Sunnyside pressman’s 28-year career comes to an end!

“I came, I saw, I left,” smiles Central Washington Press supervisor Buz Crabtree.

 

A little more than 28 years ago Crabtree found himself calling the Yakima Valley his new home, at the helm of the Sunnyside press operation.  Friday, June 5, he will bid farewell to the local printing press because he retired.

 

His career in Sunnyside started one Memorial Day weekend. He and the woman who would eventually become his wife, Betty, decided to spend a weekend away from the hustle and bustle of their daily lives on the west side of the state.  Crabtree was working in Gig Harbor for a press operation there, while Betty lived in Portland. The duo decided to spend a holiday weekend in the Yakima Valley.

 

“I had heard the press in Sunnyside needed a press operator,” said Crabtree.

 

He decided it wouldn’t hurt to stop by the office of Central Washington Press and check out the place. Located at that time at 703 E. Edison Ave., he was surprised to find someone in the office on a weekend, a holiday weekend to boot.  That someone was the publisher of the Sunnyside Sun newspaper, Judy Edstrom.  She is now the editor of the monthly newsletter put out for the employees of Eagle Newspapers, which now owns both Central Washington Press and the Daily Sun News.

 

“It was a Sunday,” Crabtree said.

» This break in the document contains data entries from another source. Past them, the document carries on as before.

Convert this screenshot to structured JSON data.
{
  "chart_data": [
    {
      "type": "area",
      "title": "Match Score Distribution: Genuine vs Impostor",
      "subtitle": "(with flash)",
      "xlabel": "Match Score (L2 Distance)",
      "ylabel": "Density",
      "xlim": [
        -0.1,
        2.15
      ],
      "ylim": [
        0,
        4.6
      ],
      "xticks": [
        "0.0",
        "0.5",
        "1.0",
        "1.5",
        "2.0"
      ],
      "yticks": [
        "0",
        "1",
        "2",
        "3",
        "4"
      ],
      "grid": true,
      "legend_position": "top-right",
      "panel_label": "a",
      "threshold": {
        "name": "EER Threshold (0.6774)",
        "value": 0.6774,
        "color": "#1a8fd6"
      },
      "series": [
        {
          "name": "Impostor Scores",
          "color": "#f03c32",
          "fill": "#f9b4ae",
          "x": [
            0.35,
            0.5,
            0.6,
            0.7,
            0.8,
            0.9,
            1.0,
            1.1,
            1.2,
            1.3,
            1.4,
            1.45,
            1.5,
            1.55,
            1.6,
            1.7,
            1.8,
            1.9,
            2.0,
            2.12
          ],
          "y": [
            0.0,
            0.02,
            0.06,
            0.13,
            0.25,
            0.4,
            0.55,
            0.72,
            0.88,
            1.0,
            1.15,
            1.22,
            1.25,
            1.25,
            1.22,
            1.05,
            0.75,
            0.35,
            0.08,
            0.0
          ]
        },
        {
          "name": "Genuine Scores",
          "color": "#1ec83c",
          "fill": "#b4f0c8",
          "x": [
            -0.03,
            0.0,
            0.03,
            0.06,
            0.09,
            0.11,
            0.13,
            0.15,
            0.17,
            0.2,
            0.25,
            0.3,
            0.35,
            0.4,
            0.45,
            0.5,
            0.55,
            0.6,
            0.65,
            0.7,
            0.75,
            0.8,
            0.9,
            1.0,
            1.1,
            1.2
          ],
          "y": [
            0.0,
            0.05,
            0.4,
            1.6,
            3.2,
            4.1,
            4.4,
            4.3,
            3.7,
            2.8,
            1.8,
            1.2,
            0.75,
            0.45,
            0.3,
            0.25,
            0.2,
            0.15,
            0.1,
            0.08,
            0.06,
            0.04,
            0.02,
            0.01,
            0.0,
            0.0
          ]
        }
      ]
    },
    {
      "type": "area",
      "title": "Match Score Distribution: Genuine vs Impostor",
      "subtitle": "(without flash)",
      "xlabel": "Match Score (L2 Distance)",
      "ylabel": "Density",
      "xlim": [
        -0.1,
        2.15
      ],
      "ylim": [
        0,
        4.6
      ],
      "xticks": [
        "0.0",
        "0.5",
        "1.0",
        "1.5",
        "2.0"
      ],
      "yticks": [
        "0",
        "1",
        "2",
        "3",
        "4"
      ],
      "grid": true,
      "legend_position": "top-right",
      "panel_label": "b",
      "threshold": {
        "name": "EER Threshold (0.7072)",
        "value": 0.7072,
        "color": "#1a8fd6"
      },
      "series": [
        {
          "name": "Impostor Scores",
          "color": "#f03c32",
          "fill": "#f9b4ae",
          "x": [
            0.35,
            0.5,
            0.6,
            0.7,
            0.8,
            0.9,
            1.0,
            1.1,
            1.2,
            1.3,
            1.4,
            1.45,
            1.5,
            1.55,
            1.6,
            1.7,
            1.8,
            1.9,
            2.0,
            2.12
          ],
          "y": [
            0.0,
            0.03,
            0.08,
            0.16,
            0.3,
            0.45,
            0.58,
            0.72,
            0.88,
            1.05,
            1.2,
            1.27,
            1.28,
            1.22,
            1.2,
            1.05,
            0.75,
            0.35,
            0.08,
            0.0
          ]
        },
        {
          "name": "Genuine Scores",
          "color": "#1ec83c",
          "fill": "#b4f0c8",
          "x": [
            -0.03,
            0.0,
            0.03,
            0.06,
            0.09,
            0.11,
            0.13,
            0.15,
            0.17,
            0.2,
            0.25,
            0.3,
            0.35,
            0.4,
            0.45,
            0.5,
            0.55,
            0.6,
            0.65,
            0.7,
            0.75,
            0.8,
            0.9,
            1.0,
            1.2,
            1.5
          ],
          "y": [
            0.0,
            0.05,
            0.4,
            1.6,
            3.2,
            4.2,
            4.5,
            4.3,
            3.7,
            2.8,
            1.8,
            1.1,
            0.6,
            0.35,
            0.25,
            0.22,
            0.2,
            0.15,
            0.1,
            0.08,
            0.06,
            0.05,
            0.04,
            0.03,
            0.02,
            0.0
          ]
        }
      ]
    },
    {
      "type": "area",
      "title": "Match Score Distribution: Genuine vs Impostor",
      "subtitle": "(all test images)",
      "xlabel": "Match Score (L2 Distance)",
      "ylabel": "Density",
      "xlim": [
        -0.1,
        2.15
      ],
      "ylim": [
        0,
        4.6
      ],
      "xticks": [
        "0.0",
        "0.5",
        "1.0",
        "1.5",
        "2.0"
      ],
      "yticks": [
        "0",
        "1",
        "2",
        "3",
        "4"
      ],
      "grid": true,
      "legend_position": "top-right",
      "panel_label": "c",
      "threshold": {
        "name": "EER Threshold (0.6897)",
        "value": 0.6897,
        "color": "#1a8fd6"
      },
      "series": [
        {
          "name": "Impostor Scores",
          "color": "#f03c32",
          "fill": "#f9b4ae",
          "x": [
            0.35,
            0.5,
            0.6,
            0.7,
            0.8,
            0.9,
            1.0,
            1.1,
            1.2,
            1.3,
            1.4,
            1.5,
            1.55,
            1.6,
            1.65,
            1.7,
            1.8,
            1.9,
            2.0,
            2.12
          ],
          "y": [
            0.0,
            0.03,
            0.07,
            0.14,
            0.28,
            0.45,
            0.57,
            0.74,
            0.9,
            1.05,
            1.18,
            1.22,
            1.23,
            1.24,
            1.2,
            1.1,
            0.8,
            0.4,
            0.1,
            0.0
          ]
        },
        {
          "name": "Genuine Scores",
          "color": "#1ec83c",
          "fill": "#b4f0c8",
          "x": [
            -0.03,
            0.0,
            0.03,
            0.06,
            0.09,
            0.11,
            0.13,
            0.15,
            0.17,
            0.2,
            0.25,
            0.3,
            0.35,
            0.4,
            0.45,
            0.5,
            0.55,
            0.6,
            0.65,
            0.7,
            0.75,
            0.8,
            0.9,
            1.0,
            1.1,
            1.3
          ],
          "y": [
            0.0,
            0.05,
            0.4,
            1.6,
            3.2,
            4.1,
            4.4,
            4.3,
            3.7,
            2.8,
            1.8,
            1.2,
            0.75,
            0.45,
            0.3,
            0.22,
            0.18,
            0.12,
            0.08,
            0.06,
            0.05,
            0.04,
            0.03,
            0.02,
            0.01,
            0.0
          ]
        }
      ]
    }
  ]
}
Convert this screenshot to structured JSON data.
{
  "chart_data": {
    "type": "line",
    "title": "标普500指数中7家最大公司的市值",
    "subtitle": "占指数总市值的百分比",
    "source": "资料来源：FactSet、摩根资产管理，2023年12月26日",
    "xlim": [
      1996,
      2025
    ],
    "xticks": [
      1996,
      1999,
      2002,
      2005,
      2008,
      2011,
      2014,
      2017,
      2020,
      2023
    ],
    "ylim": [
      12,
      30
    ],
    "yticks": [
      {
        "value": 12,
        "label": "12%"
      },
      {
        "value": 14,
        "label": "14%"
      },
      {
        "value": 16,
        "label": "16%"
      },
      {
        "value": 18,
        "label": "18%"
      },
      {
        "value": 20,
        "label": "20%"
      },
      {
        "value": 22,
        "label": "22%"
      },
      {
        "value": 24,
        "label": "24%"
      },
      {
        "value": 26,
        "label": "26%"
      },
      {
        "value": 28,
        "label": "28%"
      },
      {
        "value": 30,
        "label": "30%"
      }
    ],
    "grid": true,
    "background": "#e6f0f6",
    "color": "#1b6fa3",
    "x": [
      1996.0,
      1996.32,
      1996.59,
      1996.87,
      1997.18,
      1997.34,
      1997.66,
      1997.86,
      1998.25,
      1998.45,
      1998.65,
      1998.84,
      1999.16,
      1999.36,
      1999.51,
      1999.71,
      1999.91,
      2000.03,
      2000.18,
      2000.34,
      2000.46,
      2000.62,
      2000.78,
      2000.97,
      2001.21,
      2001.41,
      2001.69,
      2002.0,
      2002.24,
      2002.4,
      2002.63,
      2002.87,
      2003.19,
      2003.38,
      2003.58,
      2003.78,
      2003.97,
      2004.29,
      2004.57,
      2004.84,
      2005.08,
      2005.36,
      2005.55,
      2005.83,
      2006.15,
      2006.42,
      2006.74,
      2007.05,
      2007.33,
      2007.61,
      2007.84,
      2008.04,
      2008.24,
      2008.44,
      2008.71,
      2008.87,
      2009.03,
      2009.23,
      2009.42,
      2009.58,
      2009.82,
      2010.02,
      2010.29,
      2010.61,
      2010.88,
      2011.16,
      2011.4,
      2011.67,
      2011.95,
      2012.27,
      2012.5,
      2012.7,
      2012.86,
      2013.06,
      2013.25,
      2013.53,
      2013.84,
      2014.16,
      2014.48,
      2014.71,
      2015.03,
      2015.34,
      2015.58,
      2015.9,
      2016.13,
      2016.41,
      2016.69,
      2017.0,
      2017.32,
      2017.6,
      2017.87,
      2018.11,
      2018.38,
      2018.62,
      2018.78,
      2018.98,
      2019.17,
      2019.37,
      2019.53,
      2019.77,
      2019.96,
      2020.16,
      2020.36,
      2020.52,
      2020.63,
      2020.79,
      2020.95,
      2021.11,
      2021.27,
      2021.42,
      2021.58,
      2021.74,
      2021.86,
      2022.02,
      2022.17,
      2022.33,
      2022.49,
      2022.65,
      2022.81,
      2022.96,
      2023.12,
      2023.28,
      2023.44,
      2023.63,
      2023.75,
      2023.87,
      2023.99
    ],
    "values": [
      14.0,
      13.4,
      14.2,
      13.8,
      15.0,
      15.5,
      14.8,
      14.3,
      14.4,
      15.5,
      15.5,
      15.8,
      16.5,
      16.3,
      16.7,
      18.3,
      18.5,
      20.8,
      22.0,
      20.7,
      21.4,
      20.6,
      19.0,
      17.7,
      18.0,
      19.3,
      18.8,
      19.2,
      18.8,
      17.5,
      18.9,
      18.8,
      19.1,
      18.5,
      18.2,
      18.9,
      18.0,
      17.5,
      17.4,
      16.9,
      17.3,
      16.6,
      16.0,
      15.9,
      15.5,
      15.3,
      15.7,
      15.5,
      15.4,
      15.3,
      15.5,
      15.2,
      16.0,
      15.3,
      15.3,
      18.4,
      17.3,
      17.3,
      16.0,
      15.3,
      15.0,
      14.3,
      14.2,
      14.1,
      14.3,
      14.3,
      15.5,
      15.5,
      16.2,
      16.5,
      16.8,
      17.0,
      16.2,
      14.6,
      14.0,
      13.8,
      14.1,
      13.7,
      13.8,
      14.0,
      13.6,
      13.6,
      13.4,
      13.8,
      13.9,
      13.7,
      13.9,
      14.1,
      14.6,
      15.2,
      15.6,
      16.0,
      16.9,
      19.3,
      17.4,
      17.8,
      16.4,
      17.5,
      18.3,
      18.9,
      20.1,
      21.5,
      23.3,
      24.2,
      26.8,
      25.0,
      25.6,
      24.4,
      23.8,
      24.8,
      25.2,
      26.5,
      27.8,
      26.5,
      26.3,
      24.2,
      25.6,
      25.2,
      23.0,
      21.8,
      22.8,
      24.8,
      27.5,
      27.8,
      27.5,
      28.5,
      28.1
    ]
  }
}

Edstrom said she was at the press that day because when Eagle Newspapers bought the Sunnyside Sun about three years earlier, it was with plans to update the building and equipment.  Edstrom said she and the crew found “…just getting the newspaper out took all of our time. Then, the worst happened…the sole pressman incurred a serious back injury.”

 

Finding a press operator at the time was not easy, especially given the publication was at the time “in disarray.”  Edstrom interviewed Crabtree for the job on the spot that day, and was sold after another publisher told her he very well could be the answer to her woes.

 

But Crabtree didn’t realize anything was afoot, believing life as he knew it would continue upon his return home.  He couldn’t have been more wrong. It turned out he was in for a big surprise upon his return to work on Monday.  Crabtree’s boss told him, “Pack your bags…you’re moving to Sunnyside!” Crabtree said he was dumbstruck, but did as he was told.  “That’s how hiring was done years ago,” he said.

 

Crabtree was thrust into the mix from the outset. He arrived on Tuesday, the busiest print day of the week at the time. On Tuesdays back in 1987 the Sunnyside press printed the Daily Sun News, the Shopper, and the weekly Toppenish Review, Grandview Herald and Prosser Record-Bulletin newspapers.

 

Since then, there have been a number of changes. Central Washington Press, which was owned by longtime newspapermen Jim Flint, John Fournier and Eagle Web Press, has since been purchased by Eagle Newspapers Inc. It moved with the Daily Sun News to its current location across from the Sunnyside Safeway store in downtown Sunnyside.  There have also been a number of changes in the industry, said Crabtree. The biggest change has been via technological advances. He said the process of physically producing the newspaper has advanced from paste-ups and film to full digitalization – direct to press plates.

 

“Instead of cutting masks for spot color, it is a digitalized process and we don’t have to send color photos to Seattle for color separations because they are computerized,” Crabtree said.

 

There have also been a few occasions when not all worked as smoothly as it should. One such occasion played out much like a Halloween story. Although it created a scare even for Crabtree, all who were present laugh about it now.  Longtime Daily Sun News employee Kim Taylor Morris, now an ad sales representative for the community newspaper, recalls hearing a lot of crashing and banging from the press room one day.

 

“All of a sudden we hear ‘Ahhhh!’, and we (the Daily Sun News staff) rush into the press room to see what has happened,” she recalled.  Crabtree, she said, emerged from under one of the press units

and his head was covered in red.  “We thought he was mortally wounded,” Taylor Morris said, noting several staff members began asking if Crabtree needed to be rushed to the hospital.  “Even he thought he was injured,” she said.

 

But, Crabtree reached up into his hair, swiped his hand through it, pulled his hand away and looked at it. With a smirk on his face, he told the staff, “It’s just ink,” he laughed.  Although his career in Sunnyside began one Memorial Day weekend in 1987, Crabtree has spent all but the first 13 years of his life mired in ink.

 

“Ink runs in my blood,” he said.

 

At the age of 13, Crabtree began his career on the press in Ketchikan, Alaska. He said his father was a typesetter and his grandfather spent his life as a book binder.

 

“This is what I know,” said Crabtree, who said he will miss the people he works with, who have become like family.  Edstrom, who has kept in touch with the staff at the Daily Sun News and Central Washington Press, said Crabtree was a blessing to her and the Sunnyside press operations, and he will be sorely missed by everyone in the Eagle Newspapers family.